It was Sunday, July 5, 1964. I had climbed the Pyramids, touched the Wailing Wall, waded in the River Jordan, trod the ancient steps of Baalbek, and stood on the Mount of Olives. Now I was ending my tour in Athens, Greece, and by tomorrow night I would be with my family again.
I dressed, had a late brunch, and, unable to find a branch of the Church in the phone book, decided to explore Athens on foot. I had taken a sightseeing tour the day before. Now I would visit the places that tourists didn’t usually see.
Toward the afternoon I found myself in the agora, the great central marketplace of classical Athens. The entire agora complex seemed too large to view from the ground, so I decided to climb a steep hill toward the south where everything could be seen at once. It wasn’t until I reached the top and looked at my map of Athens that I realized this was Mars Hill, the site of Paul’s famous sermon to the Athenians.
Sitting down on one of the outcroppings of rock with several other people who were already enjoying the view, I could easily see the ruined temples and fallen columns of the Agora below, the Acropolis on the neighboring hill, and seven miles away, the green Aegean Sea topped by a clear, blue, cloudless sky. It was a perfect day.
Then my thoughts were jarred by the cheers of some English tourists. When I asked what had happened, I was told, “Our cricket team just made six points in the test match.” They turned their radio up so I could hear, and we got into a lively discussion. Looking around, I noticed about 30 visitors, half of them English and the others Greek, mostly young married couples.
The radio station faded in and out, turned to static, and was switched off. Then a teenage girl observed, “You’re an American. How do you know so much about cricket?”
I told her I had once been a missionary for the Mormon church in England and learned to like cricket then. Another person said, “Tell us how the Mormon church differs from other churches.”
Suddenly a feeling came over me that I could not explain, one I had seldom experienced before in my life. Something told me, “Keep talking, and you’ll know what to say.” I began to speak and was asked to stand so everyone could hear.
I began hesitantly. “I am a member of the Church of Jesus Christ as restored in these latter days.” Then I pointed out that the Church ought to be named for Christ, and I explained that the word Mormon is a nickname. Wondering what to say next, I looked out across Athens at the crosses on the many churches of the city, and I knew.
“You asked how our church differs from others. When Paul came to this spot, he spoke of the ‘unknown god.’ In each of those churches is an altar dedicated to the ‘unknown god,’ because they believe the mystery of God makes him God. They say if we were to know him, he would cease to be God. Is that really any different from the people who worshipped the unknown god on this spot 1,900 years ago? The scriptures say it is life eternal to ‘know thee the only true God, and Jesus Christ, whom thou hast sent.’” (John 17:3.)

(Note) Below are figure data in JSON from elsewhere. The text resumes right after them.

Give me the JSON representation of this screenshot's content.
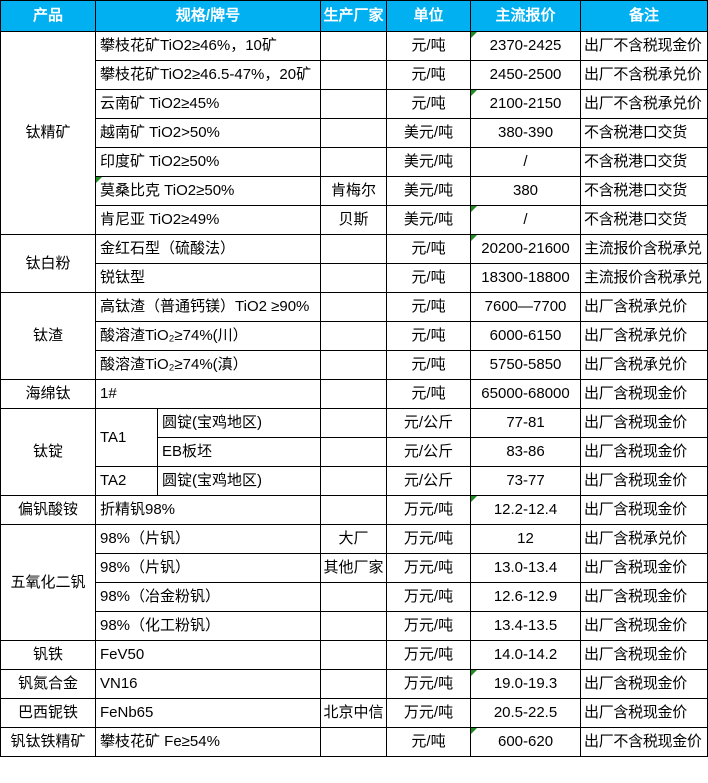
{
  "colors": {
    "header_bg": "#00B0F0",
    "header_text": "#FFFFFF",
    "grid_border": "#000000",
    "cell_flag_green": "#1E8E1E",
    "body_text": "#000000"
  },
  "table": {
    "headers": {
      "product": "产品",
      "spec": "规格/牌号",
      "manufacturer": "生产厂家",
      "unit": "单位",
      "price": "主流报价",
      "remark": "备注"
    },
    "rows": [
      {
        "product": "钛精矿",
        "spec": "攀枝花矿TiO2≥46%，10矿",
        "mfr": "",
        "unit": "元/吨",
        "price": "2370-2425",
        "remark": "出厂不含税现金价",
        "price_flag": true
      },
      {
        "spec": "攀枝花矿TiO2≥46.5-47%，20矿",
        "mfr": "",
        "unit": "元/吨",
        "price": "2450-2500",
        "remark": "出厂不含税承兑价"
      },
      {
        "spec": "云南矿 TiO2≥45%",
        "mfr": "",
        "unit": "元/吨",
        "price": "2100-2150",
        "remark": "出厂不含税承兑价",
        "price_flag": true
      },
      {
        "spec": "越南矿 TiO2>50%",
        "mfr": "",
        "unit": "美元/吨",
        "price": "380-390",
        "remark": "不含税港口交货"
      },
      {
        "spec": "印度矿 TiO2≥50%",
        "mfr": "",
        "unit": "美元/吨",
        "price": "/",
        "remark": "不含税港口交货"
      },
      {
        "spec": "莫桑比克 TiO2≥50%",
        "mfr": "肯梅尔",
        "unit": "美元/吨",
        "price": "380",
        "remark": "不含税港口交货",
        "spec_flag": true
      },
      {
        "spec": "肯尼亚 TiO2≥49%",
        "mfr": "贝斯",
        "unit": "美元/吨",
        "price": "/",
        "remark": "不含税港口交货",
        "price_flag": true
      },
      {
        "product": "钛白粉",
        "spec": "金红石型（硫酸法）",
        "mfr": "",
        "unit": "元/吨",
        "price": "20200-21600",
        "remark": "主流报价含税承兑",
        "price_flag": true
      },
      {
        "spec": "锐钛型",
        "mfr": "",
        "unit": "元/吨",
        "price": "18300-18800",
        "remark": "主流报价含税承兑"
      },
      {
        "product": "钛渣",
        "spec": "高钛渣（普通钙镁）TiO2 ≥90%",
        "mfr": "",
        "unit": "元/吨",
        "price": "7600—7700",
        "remark": "出厂含税承兑价"
      },
      {
        "spec": "酸溶渣TiO₂≥74%(川）",
        "mfr": "",
        "unit": "元/吨",
        "price": "6000-6150",
        "remark": "出厂含税承兑价"
      },
      {
        "spec": "酸溶渣TiO₂≥74%(滇）",
        "mfr": "",
        "unit": "元/吨",
        "price": "5750-5850",
        "remark": "出厂含税承兑价"
      },
      {
        "product": "海绵钛",
        "spec": "1#",
        "mfr": "",
        "unit": "元/吨",
        "price": "65000-68000",
        "remark": "出厂含税现金价"
      },
      {
        "product": "钛锭",
        "spec_a": "TA1",
        "spec_b": "圆锭(宝鸡地区)",
        "mfr": "",
        "unit": "元/公斤",
        "price": "77-81",
        "remark": "出厂含税现金价"
      },
      {
        "spec_b": "EB板坯",
        "mfr": "",
        "unit": "元/公斤",
        "price": "83-86",
        "remark": "出厂含税现金价"
      },
      {
        "spec_a": "TA2",
        "spec_b": "圆锭(宝鸡地区)",
        "mfr": "",
        "unit": "元/公斤",
        "price": "73-77",
        "remark": "出厂含税现金价"
      },
      {
        "product": "偏钒酸铵",
        "spec": "折精钒98%",
        "mfr": "",
        "unit": "万元/吨",
        "price": "12.2-12.4",
        "remark": "出厂含税现金价",
        "price_flag": true
      },
      {
        "product": "五氧化二钒",
        "spec": "98%（片钒）",
        "mfr": "大厂",
        "unit": "万元/吨",
        "price": "12",
        "remark": "出厂含税承兑价"
      },
      {
        "spec": "98%（片钒）",
        "mfr": "其他厂家",
        "unit": "万元/吨",
        "price": "13.0-13.4",
        "remark": "出厂含税现金价"
      },
      {
        "spec": "98%（冶金粉钒）",
        "mfr": "",
        "unit": "万元/吨",
        "price": "12.6-12.9",
        "remark": "出厂含税现金价"
      },
      {
        "spec": "98%（化工粉钒）",
        "mfr": "",
        "unit": "万元/吨",
        "price": "13.4-13.5",
        "remark": "出厂含税现金价"
      },
      {
        "product": "钒铁",
        "spec": "FeV50",
        "mfr": "",
        "unit": "万元/吨",
        "price": "14.0-14.2",
        "remark": "出厂含税现金价"
      },
      {
        "product": "钒氮合金",
        "spec": "VN16",
        "mfr": "",
        "unit": "万元/吨",
        "price": "19.0-19.3",
        "remark": "出厂含税现金价",
        "price_flag": true
      },
      {
        "product": "巴西铌铁",
        "spec": "FeNb65",
        "mfr": "北京中信",
        "unit": "万元/吨",
        "price": "20.5-22.5",
        "remark": "出厂含税现金价"
      },
      {
        "product": "钒钛铁精矿",
        "spec": "攀枝花矿 Fe≥54%",
        "mfr": "",
        "unit": "元/吨",
        "price": "600-620",
        "remark": "出厂不含税现金价",
        "price_flag": true
      }
    ]
  }
}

Then I told them the “unknown god” had made himself known again, restored his church, and called new apostles to testify of him. I quoted the Joseph Smith story with a fervor I had never felt before and testified that it was true. I pointed out that logically only one church could be right, discussed the need for authority, and explained how this authority had been restored in the priesthood. From my wallet I removed a picture of President David O. McKay and testified he was a prophet. They agreed that such spiritual guidance was certainly needed today.
The hours flew by. They asked questions, and I explained doctrine with an enthusiasm I had never known before. It was overwhelming! The experience I had had with street meetings during my mission had convinced me that not many people were really interested in religion, and most walked away. But here were 30 people who sat, listened, and absorbed every word. They truly seemed interested in learning about the gospel.
After three hours of talking, the cool evening air forced us to conclude. I bore my testimony to everything I had said and shook more than a dozen hands.
I floated back to the hotel with tears in my eyes and opened my Bible to the 17th chapter of Acts.
“And they took him, and brought him unto Areopagus, saying, May we know what this new doctrine, whereof thou speakest, is?
“For thou bringest certain strange things to our ears: we would know therefore what these things mean.
“(For all the Athenians and strangers which were there spent their time in nothing else, but either to tell, or to hear some new things.)
“Then Paul stood in the midst of Mars’ Hill. …” (Acts 17:19–22.)
I had been privileged to catch a glimpse of a personal experience of one of the greatest missionaries of all time.